Não há dados estatísticos.

Biografia do Autor

Mariana Ribeiro Porto Araujo, Oregon State University

Estudante de PhD em Antropologia na Oregon State University, graduada e mestre em Ciências Biológicas pela Universidade Federal Rural de Pernambuco com um ano cursado na Monash University/Melbourne-Austrália. Desenvolve trabalhos da área de Educação, Ictiologia, Direitos Humanos e Sociedade. Tem experiência na área de Educação Ambiental e Biologia de grandes peixes pelágicos, atuando nas áreas relacionadas às comunidades tradicionais marinhas, pesqueiras e questões sociocientíficas no ensino de Ciências. Igualmente, é participante de dois grupos de pesquisa vinculados ao CNPq com focos em multi e transdisciplinaridade na relação entre direito e sociedade, e ensino de Ciências.

Carmen Roselaine de Oliveira Farias, Universidade Federal Rural de Pernambuco

Graduada em Direito (FURG-1998) e especialista em Direito Ambiental (UNIMEP-2005). Mestra em Educação para a ciência (UNESP-2003) e doutora em Educação (UFSCar-2008) com estágio sanduíche em Lisboa (CIE-UL). Realizou entre 2009 e 2010 estágio de pós-doutorado no Programa de Pós Graduação em Educação da PUCRS no âmbito do PNPD/CAPES. Desde 2010 é professora do Departamento de Biologia da Universidade Federal Rural de Pernambuco (UFRPE), Campus de Recife, lotada na Área de Ensino das Ciências Biológicas. É líder do Grupo de Estudo e Pesquisa em Educação e Sustentabilidade (GEPES/UFRPE) e orienta trabalhos de IC, BEXT, mestrado e doutorado. Foi coordenadora do PPG em Ensino das Ciências da UFRPE de setembro de 2016 a janeiro de 2021. Atua em projetos de pesquisa e extensão nas áreas de educação ambiental e ensino de ciências, buscando articular perspectivas educativas e ecológicas em diferentes contextos. Linhas de investigação: educação ambiental e currículo; ensino de ciências e questões sociocientíficas e socioambientais; pesquisa de matriz fenomenológica; letramentos socioambientais.

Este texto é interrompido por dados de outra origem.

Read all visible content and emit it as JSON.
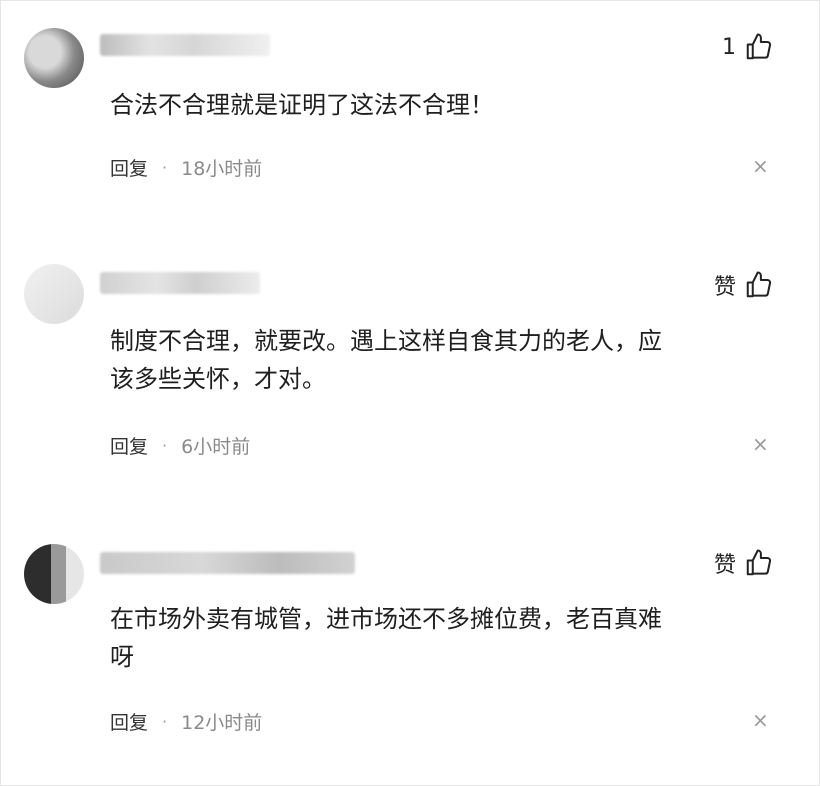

Rita Paradeda Muhle, Universidade Federal Rural de Pernambuco

Doutora em Educação pelo Programa de Pós-Graduação em Educação da Escola de Humanidades da Pontifícia Universidade Católica do Rio Grande do Sul. Doutorado Sanduíche no Exterior na University of Saskatchewan (Canadá). Mestre pelo Programa de Pós-Graduação em Educação - PUCRS. Bolsista Integral CNPq. Bióloga graduada pela Pontifícia Universidade Católica do Rio Grande do Sul (Bacharel e Licenciatura), Especialista em Diversidade e Conservação da Fauna pela Universidade Federal do Rio Grande do Sul. Educadora Ambiental em Projetos Socioambientais e formação de professores no Rio Grande do Sul. Faz parte do grupo de pesquisa "Cultura, Ambiente e Educação" - UFRGS, e do Grupo de Estudo e Pesquisa em Educação e Sustentabilidade (GEPES). Atualmente é pós-doutoranda no Programa de Pós-Graduação em Ensino das Ciências (PPGEC) da Universidade Federal Rural de Pernambuco. Participação como pesquisadora colaboradora no Laboratório de Estudos Avançados Multidisciplinares da UERGS. 

Referências

ALMEIDA, Maria da Conceição de. Complexidade e cosmologias da tradição. Belém, UFRN EDITORA, 2001.

ALMEIDA, Rosiléia Oliveira de. “Ajofe e alcoometria: as escolas diante das mudanças socioculturais ligadas à produção de cachaça artesanal na microrregião de Abaíra, Bahia, Brasil.” Ciência & Educação, Bauru, v. 18, n. 1, p. 187-214, jan./abr. 2012.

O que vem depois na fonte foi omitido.